Nowadays, city budgets make dismal reading. They chronicle jobs lost, projects deferred, potholes unfilled, parks unwatered, hope extinguished.
In the near-decade since 2002, the city's population has increased by 60,000 souls, from 370,000 to 430,000. In the same period, the city's general fund budget has barely increased, going from $217.4 million to $224.6 million. The "All Funds" budget, which includes enterprises and special funds, looks a little better at $379.9 million — but that's mainly due to a bookkeeping change, which now includes an appropriation for "expected grant funds" of $57 million. Remove that item (which, as the budgeteers sourly note, "may or may not be received") and the All Funds number is at $322.9 million, not far from the $311.4 million of 2002.
That's not even keeping up with inflation. And given that the city's population has increased by 16 percent in that time, it's easy to see why Mayor Steve Bach and his team spend so much time talking about structural deficits and budget shortfalls.
As they plan for the future, they might consider the recent history of our city's most powerful business, the fairy godfather that hands over $30 million annually to help balance the budget, the largely unaccountable billion-dollar enterprise run by well-compensated executives comfortably ensconced in their Tejon Street aerie.
Colorado Springs Utilities.
A couple decades ago, the benefits of a municipal utility seemed clear. Utilities delivered water, wastewater, gas and electric services at competitive rates, and we controlled our own destiny. Our rates were set by our own elected officials, not by the state Public Utilities Commission.
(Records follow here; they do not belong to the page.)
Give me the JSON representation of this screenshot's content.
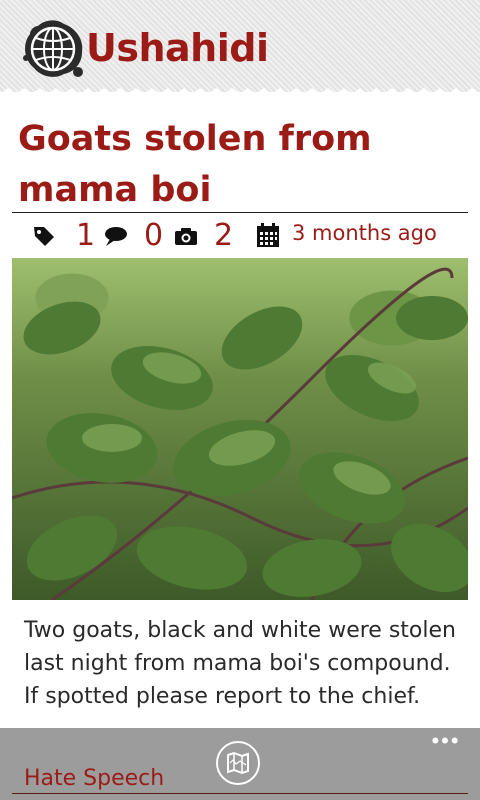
{
  "app": {
    "name": "Ushahidi",
    "brand_color": "#9b1c17"
  },
  "report": {
    "title": "Goats stolen from mama boi",
    "category_count": "1",
    "comment_count": "0",
    "photo_count": "2",
    "date": "3 months ago",
    "description": "Two goats, black and white were stolen last night from mama boi's compound. If spotted please report to the chief.",
    "category": "Hate Speech"
  },
  "icons": {
    "category": "tag-icon",
    "comments": "comment-bubble-icon",
    "photos": "camera-icon",
    "date": "calendar-icon",
    "map": "map-icon",
    "more": "more-dots-icon"
  },
  "appbar": {
    "more_label": "•••"
  }
}
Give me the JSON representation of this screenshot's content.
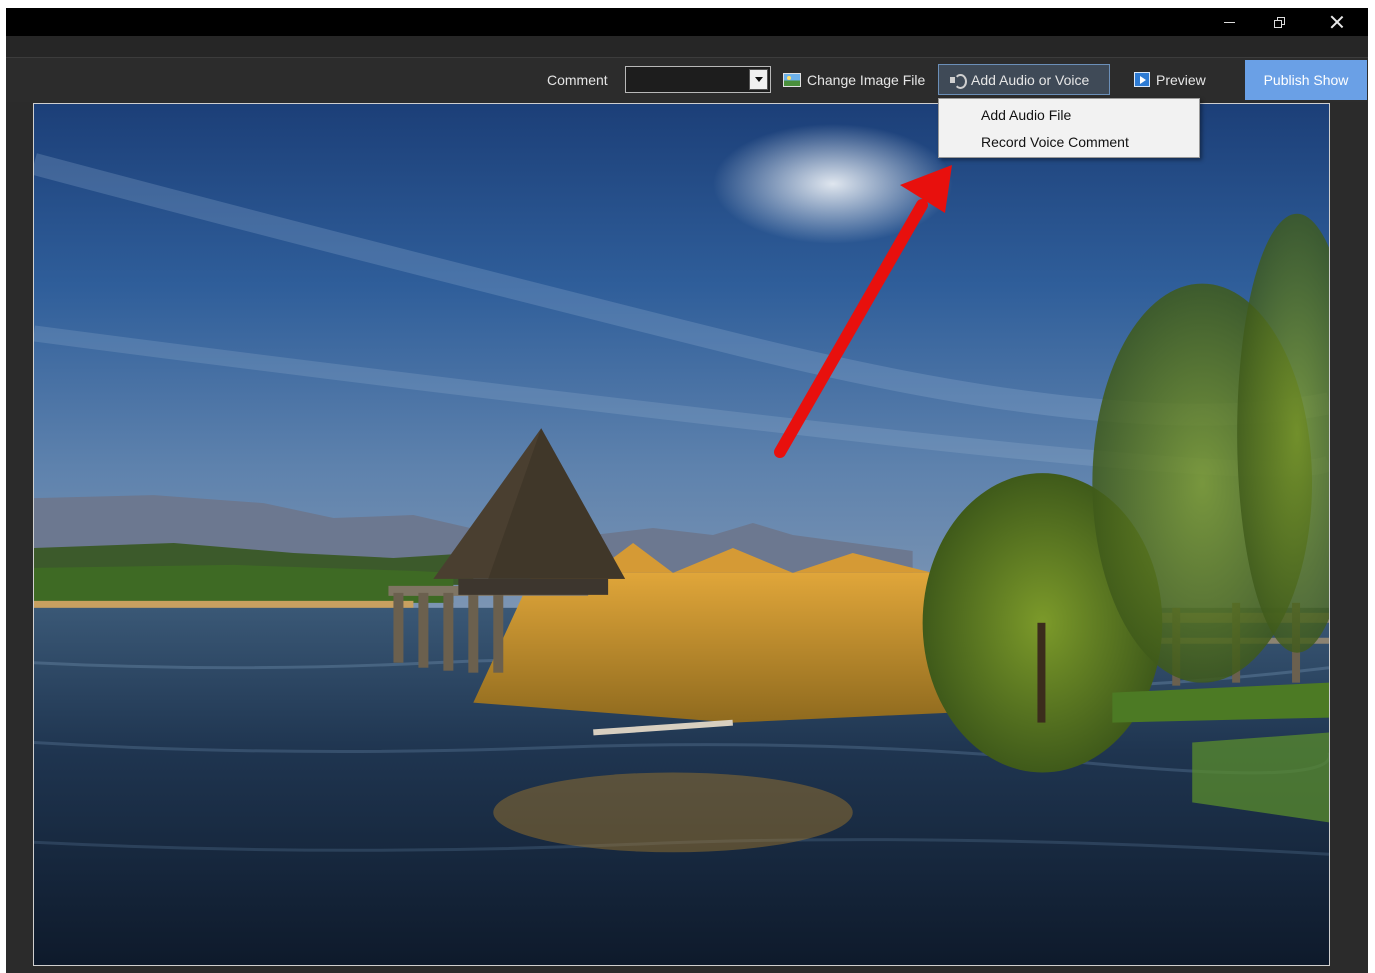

Governed (if that's the word!) by City Council, the enterprise is self-directed and self-regulated. Like a feudal kingdom, it has its own culture, its own arcane language, its own well-defended space. Budget approval and rate-setting hearings are ritual performances, where executives feign respect for their nominal superiors, and Councilors pretend to understand.
It has always been thus, but the ground is shifting. Rather than being the community's crown jewel, Utilities may now be a millstone around our necks, a permanent obstacle to reform and redevelopment, and a mechanism for draining cash from our pockets with few corresponding benefits.
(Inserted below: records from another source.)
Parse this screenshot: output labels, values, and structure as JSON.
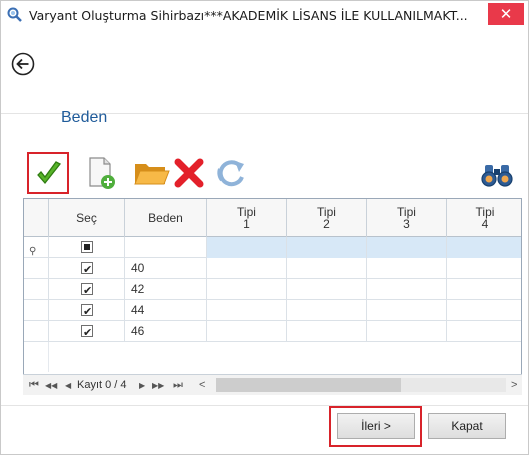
{
  "window": {
    "title": "Varyant Oluşturma Sihirbazı***AKADEMİK LİSANS İLE KULLANILMAKT...",
    "close_label": "✕"
  },
  "header": {
    "back_icon": "back-circle-arrow-icon",
    "page_title": "Beden"
  },
  "toolbar": {
    "items": [
      {
        "icon": "green-checkmark-icon",
        "highlighted": true
      },
      {
        "icon": "new-document-add-icon"
      },
      {
        "icon": "open-folder-icon"
      },
      {
        "icon": "red-x-delete-icon"
      },
      {
        "icon": "refresh-icon"
      },
      {
        "icon": "binoculars-search-icon"
      }
    ]
  },
  "grid": {
    "columns": [
      {
        "line1": "",
        "line2": ""
      },
      {
        "line1": "Seç",
        "line2": ""
      },
      {
        "line1": "Beden",
        "line2": ""
      },
      {
        "line1": "Tipi",
        "line2": "1"
      },
      {
        "line1": "Tipi",
        "line2": "2"
      },
      {
        "line1": "Tipi",
        "line2": "3"
      },
      {
        "line1": "Tipi",
        "line2": "4"
      }
    ],
    "new_row_marker": "⚲",
    "rows": [
      {
        "selected": true,
        "beden": "40"
      },
      {
        "selected": true,
        "beden": "42"
      },
      {
        "selected": true,
        "beden": "44"
      },
      {
        "selected": true,
        "beden": "46"
      }
    ]
  },
  "navigator": {
    "first": "⏮",
    "prev_page": "◀◀",
    "prev": "◀",
    "record_text": "Kayıt 0 / 4",
    "next": "▶",
    "next_page": "▶▶",
    "last": "⏭",
    "scroll_left": "<",
    "scroll_right": ">"
  },
  "footer": {
    "next_label": "İleri >",
    "close_label": "Kapat"
  },
  "colors": {
    "accent_title": "#1f5b9a",
    "highlight": "#d8232a",
    "close_red": "#e9394a",
    "row_blue": "#d7e8f7"
  }
}
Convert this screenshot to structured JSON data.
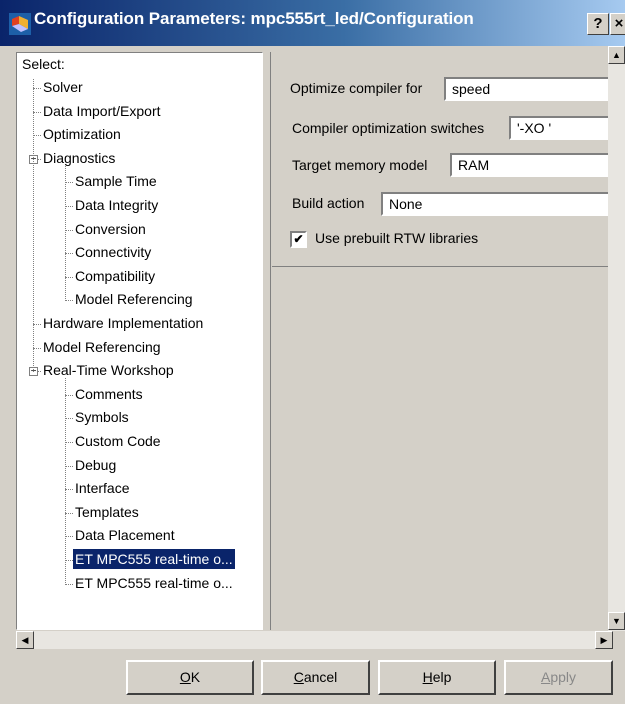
{
  "window": {
    "title": "Configuration Parameters: mpc555rt_led/Configuration",
    "help_button": "?",
    "close_button": "×"
  },
  "tree": {
    "header": "Select:",
    "items": [
      {
        "label": "Solver",
        "level": 0
      },
      {
        "label": "Data Import/Export",
        "level": 0
      },
      {
        "label": "Optimization",
        "level": 0
      },
      {
        "label": "Diagnostics",
        "level": 0,
        "expanded": true
      },
      {
        "label": "Sample Time",
        "level": 1
      },
      {
        "label": "Data Integrity",
        "level": 1
      },
      {
        "label": "Conversion",
        "level": 1
      },
      {
        "label": "Connectivity",
        "level": 1
      },
      {
        "label": "Compatibility",
        "level": 1
      },
      {
        "label": "Model Referencing",
        "level": 1
      },
      {
        "label": "Hardware Implementation",
        "level": 0
      },
      {
        "label": "Model Referencing",
        "level": 0
      },
      {
        "label": "Real-Time Workshop",
        "level": 0,
        "expanded": true
      },
      {
        "label": "Comments",
        "level": 1
      },
      {
        "label": "Symbols",
        "level": 1
      },
      {
        "label": "Custom Code",
        "level": 1
      },
      {
        "label": "Debug",
        "level": 1
      },
      {
        "label": "Interface",
        "level": 1
      },
      {
        "label": "Templates",
        "level": 1
      },
      {
        "label": "Data Placement",
        "level": 1
      },
      {
        "label": "ET MPC555 real-time o...",
        "level": 1,
        "selected": true
      },
      {
        "label": "ET MPC555 real-time o...",
        "level": 1
      }
    ]
  },
  "settings": {
    "optimize_label": "Optimize compiler for",
    "optimize_value": "speed",
    "switches_label": "Compiler optimization switches",
    "switches_value": "'-XO '",
    "memory_label": "Target memory model",
    "memory_value": "RAM",
    "build_label": "Build action",
    "build_value": "None",
    "prebuilt_label": "Use prebuilt RTW libraries",
    "prebuilt_checked": true
  },
  "buttons": {
    "ok": "OK",
    "cancel": "Cancel",
    "help": "Help",
    "apply": "Apply"
  },
  "colors": {
    "title_bar": "#0a246a",
    "selection": "#0a246a",
    "dialog_bg": "#d4d0c8"
  }
}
Its 2012 budget could not contrast more sharply with that of the city. The city is eliminating 37.5 positions, holding the line on expenditures, and projecting no revenue increases. Largely because of costs associated with Southern Delivery System, Utilities will increase spending by $87 million. The project will be supported by massive water rate increases, projected at 12 percent annually for at least the next four years.
SDS was conceived in an era of rapid economic growth. Its rationale: Most urban-density growth would take place within city limits, particularly in Banning Lewis Ranch. That's no longer in the cards, so utility managers now prattle on about "system redundancy" and "planning for the extended future."
Doesn't matter — SDS is under way and likely unstoppable. In a once-unimaginable scenario, ratepayers could be stuck paying for a project that may not be needed for decades. If so, Council will be forced to offer cut-rate water supply deals to high-density development in the county, thereby accelerating the flight of city sales and property taxes to neighboring jurisdictions. Meanwhile, soaring water rates may make our green lawns, like our green parks, artifacts of a kinder and gentler time.
And what about the ancient, coal-fired Martin Drake Power Plant? At a time when natural gas is half as expensive as three years ago, why not tear it down and build another gas-fired unit at the Ray Nixon plant? Doing so would remove one of the largest impediments to downtown redevelopment. It'd also make our air cleaner and our carbon footprint much lower.
Well, it's cheaper to keep the smoke-spewing old wheezer in commission, even with millions going to better emissions control. If Xcel owned the plant, the PUC could force the company to shut it down and spread the cost of a new plant over a much larger rate base.
Dream on ...
So we're stuck with the bill, victims of the foolishly optimistic elected officials who, 20 years ago, set SDS in motion. I was one of those officials — and it seems sadly ironic that yesterday's well-intentioned attempt to provide for the city's future may instead be tomorrow's bitter burden.